同日、記者会見を開いた県健康医療福祉部の角野文彦理事らによると、今回、判明したのは県内在住の女性。県は同女性の年代、居住市町などは公表していない。
同女性は今月20日に咳と発熱の症状があり、翌21日は自宅療養したが症状が改善しなかったため、22日に県内の医療機関を受診、PCR検査により同感染症陽性と判明した。現在、県では同感染症陽性患者にデルタ株か否かを判断する検査を実施し、デルタ株ではなかった場合、オミクロン株の可能性が高いと判断し、遺伝子解析を実施することになっている。同女性の検体は、検査の結果、デルタ株が否定され、改めて遺伝子解析を行った結果、オミクロン株であることが判明した。
県によると、同女性は近隣府県に勤務しており、同職場から複数の同感染症陽性患者が判明していることから、感染経路は職場内とみられる。同女性には海外渡航歴はなく、移動は発症した2日前から自宅と職場の往復のみだった。また、ワクチンは2回接種を終えていた。
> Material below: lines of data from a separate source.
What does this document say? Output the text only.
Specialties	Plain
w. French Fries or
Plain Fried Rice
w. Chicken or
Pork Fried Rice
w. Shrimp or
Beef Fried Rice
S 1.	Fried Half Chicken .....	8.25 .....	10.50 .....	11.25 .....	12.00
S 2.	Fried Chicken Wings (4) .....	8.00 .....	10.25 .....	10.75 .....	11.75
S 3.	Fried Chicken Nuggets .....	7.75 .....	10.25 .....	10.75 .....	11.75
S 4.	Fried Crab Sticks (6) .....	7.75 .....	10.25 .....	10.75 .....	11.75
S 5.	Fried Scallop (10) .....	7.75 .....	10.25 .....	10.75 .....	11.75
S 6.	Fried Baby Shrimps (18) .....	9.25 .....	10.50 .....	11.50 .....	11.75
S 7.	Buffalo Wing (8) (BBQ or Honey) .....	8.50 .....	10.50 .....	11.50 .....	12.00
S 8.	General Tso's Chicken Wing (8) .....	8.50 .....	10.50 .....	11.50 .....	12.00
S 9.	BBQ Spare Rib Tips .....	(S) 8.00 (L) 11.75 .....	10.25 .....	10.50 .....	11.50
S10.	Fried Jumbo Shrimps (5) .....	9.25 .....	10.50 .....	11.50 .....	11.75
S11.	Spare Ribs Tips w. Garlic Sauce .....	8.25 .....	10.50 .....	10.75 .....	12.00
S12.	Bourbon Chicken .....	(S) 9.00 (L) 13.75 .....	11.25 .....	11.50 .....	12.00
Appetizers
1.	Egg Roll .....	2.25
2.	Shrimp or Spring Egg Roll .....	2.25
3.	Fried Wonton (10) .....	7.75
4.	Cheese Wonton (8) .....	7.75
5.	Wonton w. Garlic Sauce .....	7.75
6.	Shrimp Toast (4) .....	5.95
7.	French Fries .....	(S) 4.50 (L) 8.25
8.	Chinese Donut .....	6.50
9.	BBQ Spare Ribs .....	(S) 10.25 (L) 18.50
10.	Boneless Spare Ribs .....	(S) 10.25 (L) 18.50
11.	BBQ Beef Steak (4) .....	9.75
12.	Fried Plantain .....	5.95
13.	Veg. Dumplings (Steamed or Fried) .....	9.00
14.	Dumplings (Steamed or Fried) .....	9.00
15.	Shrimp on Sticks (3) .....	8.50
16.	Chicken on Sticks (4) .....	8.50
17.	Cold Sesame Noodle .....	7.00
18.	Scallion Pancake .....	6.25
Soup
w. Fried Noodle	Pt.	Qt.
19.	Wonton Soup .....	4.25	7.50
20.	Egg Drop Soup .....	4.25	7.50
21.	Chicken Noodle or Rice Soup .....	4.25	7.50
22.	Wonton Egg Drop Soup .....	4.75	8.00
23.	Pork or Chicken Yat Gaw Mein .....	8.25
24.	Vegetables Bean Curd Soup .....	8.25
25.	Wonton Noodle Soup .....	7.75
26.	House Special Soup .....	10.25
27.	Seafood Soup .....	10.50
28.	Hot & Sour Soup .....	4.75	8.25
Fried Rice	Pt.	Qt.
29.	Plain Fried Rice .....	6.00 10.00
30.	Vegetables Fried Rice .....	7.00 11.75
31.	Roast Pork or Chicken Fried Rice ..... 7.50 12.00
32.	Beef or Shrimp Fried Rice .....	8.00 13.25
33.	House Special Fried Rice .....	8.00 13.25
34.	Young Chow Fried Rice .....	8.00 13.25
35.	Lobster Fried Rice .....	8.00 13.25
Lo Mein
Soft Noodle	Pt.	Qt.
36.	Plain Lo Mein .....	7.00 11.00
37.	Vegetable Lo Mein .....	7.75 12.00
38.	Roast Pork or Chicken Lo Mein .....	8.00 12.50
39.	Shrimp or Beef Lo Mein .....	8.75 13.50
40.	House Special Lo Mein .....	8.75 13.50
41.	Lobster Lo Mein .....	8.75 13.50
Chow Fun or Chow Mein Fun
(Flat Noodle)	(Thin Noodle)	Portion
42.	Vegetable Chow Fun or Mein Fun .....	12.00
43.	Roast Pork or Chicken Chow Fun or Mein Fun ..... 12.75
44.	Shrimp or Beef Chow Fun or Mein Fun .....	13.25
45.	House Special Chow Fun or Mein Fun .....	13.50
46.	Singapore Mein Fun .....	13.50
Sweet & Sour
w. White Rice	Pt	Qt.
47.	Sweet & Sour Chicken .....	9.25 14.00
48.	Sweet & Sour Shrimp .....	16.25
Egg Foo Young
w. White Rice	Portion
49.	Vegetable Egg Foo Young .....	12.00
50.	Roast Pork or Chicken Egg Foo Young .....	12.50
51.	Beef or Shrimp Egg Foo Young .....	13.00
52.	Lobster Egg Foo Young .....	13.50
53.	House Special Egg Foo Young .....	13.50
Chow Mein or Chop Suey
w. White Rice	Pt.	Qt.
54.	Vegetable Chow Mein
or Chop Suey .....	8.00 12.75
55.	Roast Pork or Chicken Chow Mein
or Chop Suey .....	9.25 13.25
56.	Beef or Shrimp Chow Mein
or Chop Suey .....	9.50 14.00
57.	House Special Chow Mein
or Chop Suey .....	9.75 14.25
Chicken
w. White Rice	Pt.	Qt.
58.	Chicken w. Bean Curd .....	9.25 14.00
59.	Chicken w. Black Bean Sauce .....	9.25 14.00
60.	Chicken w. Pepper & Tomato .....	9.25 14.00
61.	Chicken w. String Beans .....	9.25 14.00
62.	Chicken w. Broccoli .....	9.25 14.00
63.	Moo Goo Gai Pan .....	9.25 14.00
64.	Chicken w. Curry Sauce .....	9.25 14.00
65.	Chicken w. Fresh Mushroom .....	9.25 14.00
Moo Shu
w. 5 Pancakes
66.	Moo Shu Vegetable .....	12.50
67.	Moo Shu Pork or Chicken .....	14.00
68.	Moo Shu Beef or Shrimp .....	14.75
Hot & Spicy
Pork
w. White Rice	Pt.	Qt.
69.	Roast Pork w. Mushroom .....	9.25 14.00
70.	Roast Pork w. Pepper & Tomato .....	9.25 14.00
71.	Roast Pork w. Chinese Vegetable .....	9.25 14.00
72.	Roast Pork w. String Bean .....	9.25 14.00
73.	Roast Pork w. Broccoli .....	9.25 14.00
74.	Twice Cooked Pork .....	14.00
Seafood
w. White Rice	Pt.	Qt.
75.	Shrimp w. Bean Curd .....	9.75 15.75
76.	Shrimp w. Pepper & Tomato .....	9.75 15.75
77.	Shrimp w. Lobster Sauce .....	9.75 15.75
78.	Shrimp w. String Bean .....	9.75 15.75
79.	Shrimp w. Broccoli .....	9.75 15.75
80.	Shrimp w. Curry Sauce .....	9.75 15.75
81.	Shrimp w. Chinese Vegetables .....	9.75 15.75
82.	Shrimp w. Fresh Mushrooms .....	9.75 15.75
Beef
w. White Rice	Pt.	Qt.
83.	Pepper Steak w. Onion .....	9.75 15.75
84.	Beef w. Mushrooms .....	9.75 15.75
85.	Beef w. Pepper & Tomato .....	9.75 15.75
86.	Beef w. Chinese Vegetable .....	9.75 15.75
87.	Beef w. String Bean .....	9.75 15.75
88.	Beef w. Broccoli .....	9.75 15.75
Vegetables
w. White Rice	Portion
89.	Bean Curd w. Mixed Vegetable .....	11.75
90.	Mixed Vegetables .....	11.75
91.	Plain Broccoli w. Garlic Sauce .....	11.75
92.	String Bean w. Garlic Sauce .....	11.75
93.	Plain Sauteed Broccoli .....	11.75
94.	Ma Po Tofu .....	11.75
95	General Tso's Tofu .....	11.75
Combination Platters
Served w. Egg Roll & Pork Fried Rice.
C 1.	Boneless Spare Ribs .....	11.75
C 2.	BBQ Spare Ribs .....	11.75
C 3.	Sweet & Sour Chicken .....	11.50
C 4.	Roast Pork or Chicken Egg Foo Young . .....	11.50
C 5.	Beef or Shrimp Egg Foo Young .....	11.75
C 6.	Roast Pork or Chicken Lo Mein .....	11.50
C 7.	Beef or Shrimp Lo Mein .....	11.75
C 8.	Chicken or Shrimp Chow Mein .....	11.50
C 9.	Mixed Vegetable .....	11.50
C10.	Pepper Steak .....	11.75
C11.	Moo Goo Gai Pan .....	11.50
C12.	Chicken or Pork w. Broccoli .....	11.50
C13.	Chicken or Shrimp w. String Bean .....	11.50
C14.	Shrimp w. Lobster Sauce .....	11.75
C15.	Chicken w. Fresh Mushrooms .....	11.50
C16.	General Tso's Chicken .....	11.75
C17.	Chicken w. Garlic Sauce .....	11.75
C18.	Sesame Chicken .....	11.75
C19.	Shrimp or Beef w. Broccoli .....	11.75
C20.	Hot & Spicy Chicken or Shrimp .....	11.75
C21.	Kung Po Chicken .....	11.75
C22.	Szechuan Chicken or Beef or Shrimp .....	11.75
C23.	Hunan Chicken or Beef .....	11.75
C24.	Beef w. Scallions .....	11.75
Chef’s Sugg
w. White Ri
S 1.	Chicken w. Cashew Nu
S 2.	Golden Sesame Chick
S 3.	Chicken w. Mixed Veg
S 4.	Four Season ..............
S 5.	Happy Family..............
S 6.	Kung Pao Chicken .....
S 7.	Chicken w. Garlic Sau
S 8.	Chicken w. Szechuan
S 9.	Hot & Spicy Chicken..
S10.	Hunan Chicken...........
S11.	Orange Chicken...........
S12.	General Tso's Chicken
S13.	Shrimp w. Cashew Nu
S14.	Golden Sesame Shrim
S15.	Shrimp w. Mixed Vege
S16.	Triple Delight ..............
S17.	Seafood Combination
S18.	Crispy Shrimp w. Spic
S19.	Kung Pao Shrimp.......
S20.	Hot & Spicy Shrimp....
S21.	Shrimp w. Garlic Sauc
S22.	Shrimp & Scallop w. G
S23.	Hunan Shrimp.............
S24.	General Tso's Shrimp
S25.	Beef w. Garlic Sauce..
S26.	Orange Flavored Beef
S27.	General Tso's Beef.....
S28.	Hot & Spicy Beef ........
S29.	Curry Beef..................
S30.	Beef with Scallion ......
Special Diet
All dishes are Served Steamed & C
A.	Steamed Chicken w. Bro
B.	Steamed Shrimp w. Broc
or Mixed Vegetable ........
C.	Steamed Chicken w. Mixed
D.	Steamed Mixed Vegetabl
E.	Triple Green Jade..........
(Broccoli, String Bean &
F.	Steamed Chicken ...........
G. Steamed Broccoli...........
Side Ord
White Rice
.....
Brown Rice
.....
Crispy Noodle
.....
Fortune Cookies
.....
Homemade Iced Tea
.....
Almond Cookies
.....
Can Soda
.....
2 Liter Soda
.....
現在、症状は落ち着いており、県内の医療機関に入院し、治療している。
同女性からの濃厚接触者は同居する両親と県外の同僚1人、友人1人の合計4人とされ、全員が27日までに同感染症陰性が2回確認されている。さらに両親については県の要請に応じて14日間、宿泊療養施設での経過観察を行っており、県外の2人についても適切な対応を当該自治体に要請するとしている。
以上の状況から、角野理事は「県内での市中感染ではなく、この事例から県内に広がる可能性は極めて低い」とし、「オミクロン株が初めて県内で確認されたが、対応としてはこれまでと変わらない。県民には基本的な感染対策をより一層徹底してほしいと呼びかけていく」と述べている。